My mother’s friend, let’s call her Arina, is from St. Petersburg. Arina is over sixty and is very interested in everything health-related. She kept noticing TV and radio commercials that advertised the services of a branch of an Israeli clinic in Russia. The commercials offered a free medical check-up to anybody interested in the clinic’s services.
Arina called the clinic and scheduled a phone interview. The next day she called my mother in Montreal.
“I have horrible news,” Arina said, crying. “I had a medical examination at this clinic and they say that I’m very sick. I have this huge blood clot located between the two hemispheres of my brain. It can burst at any moment and I will die instantly! The doctors say I need to get operated immediately because I’m on the brink of death!”
My mother was horrified. She had no idea her friend was this sick.
“Just make sure you seek a second opinion, OK?” she told Arina.
Several days later, Arina told her friend that everything was good.
“I should have suspected that there was something fishy about this so-called Israeli clinic from the start!” she chirped happily.
“What do you mean?” my mother asked.
“Well, it’s the way they conducted the medical examination,” Arina explained. “They did it over the phone.”
“How did they discover a blood clot over the phone?”
“They called me, asked me to sit by the window and breathe in deep. Then they kept asking questions over the phone. After that, they told me I had a clot and needed to give them $4,000 to have it removed.”
Unfortunately for us and our curiosity and fortunately for her wallet, Arina realized this was a scam before she had a chance to find out whether the blood clot was going to be removed over the phone as well.
One of the hardest lessons for us to learn when the wild capitalism stage began in 1990 was that we now needed to think for ourselves, make choices, be responsible for our lives all the time. That was a harsh burden. In the Soviet Union, we pretty much had our lives charted out for us and the variations were minimal. Now we had all these choices coming at us from every direction. That seemed cool at first. But then we realized that every choice came with responsibility attached. Before, we could just sit there and blame the government for everything that went wrong. And now, if we messed up, we only had ourselves to blame.

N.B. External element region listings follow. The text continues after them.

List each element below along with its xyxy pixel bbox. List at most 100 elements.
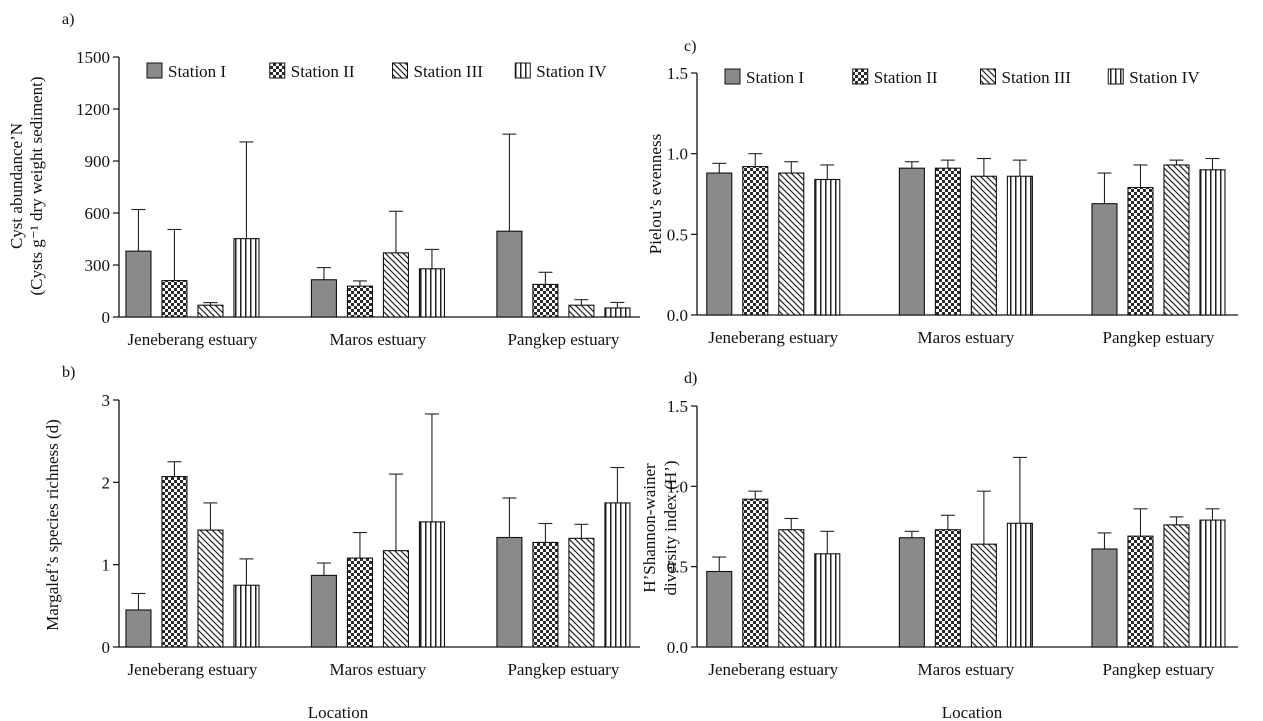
- bar-3-3: [1163, 524, 1190, 648]
- bar-3-2: [382, 252, 409, 318]
- y-tick-label: 0.0: [667, 638, 688, 657]
- x-tick-label: Jeneberang estuary: [708, 660, 838, 679]
- bar-2-1: [161, 476, 188, 648]
- y-axis-title: Cyst abundance’N: [7, 123, 26, 249]
- x-tick-label: Pangkep estuary: [1103, 660, 1215, 679]
- bar-4-1: [233, 584, 260, 648]
- bar-3-3: [568, 537, 595, 648]
- x-axis-title-right: Location: [942, 703, 1003, 721]
- legend-label: Station I: [746, 68, 804, 87]
- y-tick-label: 0: [102, 308, 111, 327]
- legend-label: Station IV: [536, 62, 607, 81]
- y-tick-label: 1.0: [667, 477, 688, 496]
- bar-4-1: [814, 553, 841, 648]
- y-tick-label: 1: [102, 556, 111, 575]
- y-tick-label: 2: [102, 473, 111, 492]
- chart-panel-4: d)H’Shannon-wainer diversity index (H’)0.…: [640, 370, 1238, 679]
- y-axis-title: Pielou’s evenness: [646, 134, 665, 254]
- bar-2-3: [1127, 186, 1154, 316]
- chart-panel-3: c) Pielou’s evenness 0.0 0.5 1.0 1.5 Jeneberan…: [646, 38, 1238, 347]
- legend-label: Station III: [414, 62, 484, 81]
- bar-1-1: [125, 250, 152, 318]
- bar-2-2: [934, 529, 961, 648]
- bar-1-2: [898, 537, 925, 648]
- bar-4-2: [418, 521, 445, 648]
- panel-label: d): [684, 370, 697, 387]
- x-tick-label: Maros estuary: [917, 660, 1014, 679]
- x-axis-title-left: Location: [308, 703, 369, 721]
- x-tick-label: Maros estuary: [330, 330, 427, 349]
- y-tick-label: 0.5: [667, 225, 688, 244]
- y-tick-label: 3: [102, 391, 111, 410]
- legend-swatch: [1107, 68, 1124, 85]
- bar-4-2: [1006, 522, 1033, 648]
- bar-2-2: [346, 557, 373, 648]
- legend-swatch: [514, 62, 531, 79]
- legend-label: Station III: [1002, 68, 1072, 87]
- bar-3-2: [382, 550, 409, 648]
- bar-4-2: [418, 268, 445, 318]
- y-tick-label: 1.0: [667, 145, 688, 164]
- legend-swatch: [980, 68, 996, 85]
- bar-1-1: [706, 570, 733, 648]
- bar-1-1: [125, 609, 152, 648]
- legend-swatch: [724, 68, 741, 85]
- bar-1-3: [496, 536, 523, 648]
- y-tick-label: 0.5: [667, 558, 688, 577]
- legend: Station I Station II Station III Station IV: [146, 62, 607, 81]
- bar-4-1: [233, 238, 260, 318]
- bar-3-2: [970, 175, 997, 316]
- bar-3-2: [970, 543, 997, 648]
- bar-3-1: [197, 529, 224, 648]
- y-tick-label: 1500: [76, 48, 110, 67]
- y-axis-title: (Cysts g⁻¹ dry weight sediment): [27, 77, 46, 296]
- bar-4-3: [1199, 519, 1226, 648]
- y-axis-title: Margalef’s species richness (d): [43, 419, 62, 631]
- y-axis-title: diversity index (H’): [661, 460, 680, 595]
- legend-swatch: [392, 62, 408, 79]
- bar-2-2: [346, 285, 373, 318]
- y-tick-label: 900: [85, 152, 111, 171]
- bar-2-1: [742, 498, 769, 648]
- bar-1-3: [496, 230, 523, 318]
- panel-label: a): [62, 11, 74, 28]
- bar-1-3: [1091, 203, 1118, 316]
- bar-4-1: [814, 178, 841, 316]
- legend-label: Station II: [874, 68, 938, 87]
- bar-2-3: [532, 541, 559, 648]
- x-tick-label: Pangkep estuary: [507, 330, 619, 349]
- y-tick-label: 0.0: [667, 306, 688, 325]
- bar-1-2: [310, 279, 337, 318]
- legend-label: Station IV: [1129, 68, 1200, 87]
- x-tick-label: Jeneberang estuary: [128, 330, 258, 349]
- bar-4-3: [1199, 169, 1226, 316]
- chart-panel-1: a) Cyst abundance’N (Cysts g⁻¹ dry weight …: [7, 11, 640, 349]
- bar-1-2: [898, 167, 925, 316]
- bar-3-1: [778, 529, 805, 648]
- bar-2-2: [934, 167, 961, 316]
- bar-2-3: [1127, 535, 1154, 648]
- bar-4-2: [1006, 175, 1033, 316]
- y-tick-label: 1200: [76, 100, 110, 119]
- bar-1-1: [706, 172, 733, 316]
- bar-1-3: [1091, 548, 1118, 648]
- panel-label: b): [62, 364, 75, 381]
- bar-3-1: [778, 172, 805, 316]
- legend-swatch: [852, 68, 869, 85]
- bar-3-3: [568, 304, 595, 318]
- chart-panel-2: b) Margalef’s species richness (d) 0 1 2 3 Jen…: [43, 364, 640, 679]
- bar-3-3: [1163, 164, 1190, 316]
- panel-label: c): [684, 38, 696, 55]
- bar-4-3: [604, 307, 631, 318]
- y-tick-label: 1.5: [667, 397, 688, 416]
- y-tick-label: 0: [102, 638, 111, 657]
- legend-label: Station II: [291, 62, 355, 81]
- legend-swatch: [269, 62, 286, 79]
- bar-2-1: [742, 166, 769, 316]
- x-tick-label: Jeneberang estuary: [128, 660, 258, 679]
- legend: Station I Station II Station III Station IV: [724, 68, 1200, 87]
- legend-swatch: [146, 62, 163, 79]
- bar-3-1: [197, 304, 224, 318]
- bar-4-3: [604, 502, 631, 648]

I guess we could use this true story to define our political stances according to who we see as the guilty party here: the woman who believes that a blood clot can be diagnosed over the phone, the fake clinic that preys on the ignorance and fears of customers, or the government that doesn’t step in to manage their relationship.
P.S. Before you start condemning Arina as silly, you need to know that she used to be a Chair of a department at one of Russia’s prestigious universities.